Another example are breakfast biscuits often labelled as "high fibre" or "high protein", which tend to have more calories and less fibre than a standard bowl of wheat biscuits with milk — yet cost as much as 18 times more.

Even money itself has a health halo. One study found people assume an $8.95 chicken wrap is healthier than an identical $6.95 one.

The time poor factor

Experts say that many Australians feel so time poor that they prioritise quicker, more convenient options rather than spend time cooking.

"Why would people want to spend an extra 20 minutes in the kitchen each night to make food that the family won't eat, when they know they could serve up convenience food and they'd go back for seconds?" dietitian Professor Claire Collins tells Choice.

But Collins says the best gift we can give ourselves and our families is to learn some basic cooking skills.

"If you really love someone, buy, shop and cook more veggies and help them learn to love it," she says.

"If we could replace discretionary foods with veg they like and enjoy, it would help people feel better, boost their fibre intakes (which would reduce the incidence of bowel cancer) and lead to weight loss (which would reduce the prevalence of obesity)."

Take some time to learn

The best way to see through health halos, and get healthier meals on the table quicker, is to get curious about food and nutrition.

"If people understood how to read a nutrition panel, they may not fall for the marketing jargon," accredited practising dietitian Joel Feren, who is a spokesperson for the Dietitian's Association of Australia, tells Coach.

Trying a new recipe each week or buying a new health food at each shop are Feren's top tips for building a healthier repertoire.

"We need to have the know-how to create no-fuss, minimal ingredient meals that are not only cost-effective but extremely nutritious," he says.

"It's always going to be healthier if you prepare it yourself. It might only take five more minutes of preparation to make a pizza on a pitta bread with vegetables and cheese, than a packaged oven-bake pizza."

Feren says that while we might have an abundance of convenience foods on offer these days, we also have the luxury of affordable healthy ingredients at our fingertips.

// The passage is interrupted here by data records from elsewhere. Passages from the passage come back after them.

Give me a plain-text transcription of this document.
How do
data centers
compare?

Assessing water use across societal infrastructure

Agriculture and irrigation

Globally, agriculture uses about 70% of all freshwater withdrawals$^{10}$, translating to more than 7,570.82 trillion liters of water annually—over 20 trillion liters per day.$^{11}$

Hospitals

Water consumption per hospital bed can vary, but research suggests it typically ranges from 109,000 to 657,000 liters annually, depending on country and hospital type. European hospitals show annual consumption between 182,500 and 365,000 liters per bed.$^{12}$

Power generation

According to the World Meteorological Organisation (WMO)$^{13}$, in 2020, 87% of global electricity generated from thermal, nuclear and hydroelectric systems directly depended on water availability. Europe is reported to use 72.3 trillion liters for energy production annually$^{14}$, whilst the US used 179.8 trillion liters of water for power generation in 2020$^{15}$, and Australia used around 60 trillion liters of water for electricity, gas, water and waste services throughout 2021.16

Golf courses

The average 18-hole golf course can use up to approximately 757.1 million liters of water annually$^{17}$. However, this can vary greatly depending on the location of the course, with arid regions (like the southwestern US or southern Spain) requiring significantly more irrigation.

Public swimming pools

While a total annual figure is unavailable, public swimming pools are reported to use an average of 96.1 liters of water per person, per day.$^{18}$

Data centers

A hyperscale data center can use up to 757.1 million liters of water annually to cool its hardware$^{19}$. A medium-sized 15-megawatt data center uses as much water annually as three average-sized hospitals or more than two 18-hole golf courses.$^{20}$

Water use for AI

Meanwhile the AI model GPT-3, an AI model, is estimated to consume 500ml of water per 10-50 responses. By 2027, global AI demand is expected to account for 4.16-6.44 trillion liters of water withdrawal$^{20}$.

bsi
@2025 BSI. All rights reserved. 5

"Stock up on things like tinned legumes – they can cost as little as 80 cents a can and are incredibly versatile. You can add them to soups, salads, curries and stir-fries, which will boost the fibre and protein content, plus provide B vitamins, folate and iron," he says.

"It's usually cheaper to buy frozen vegetables and frozen berries, or fresh fruit and vegetables when they are in season."

And an economical home cook always makes use of condiments, herbs and spices to inject healthful flavour into meals and snacks.

"Tofu is a good example – it's about half the price of meat or fish and is delicious marinated Asian or Mexican-style," Feren says.

"Get adventurous with sauces and herbs and spices to make your cooking really tasty."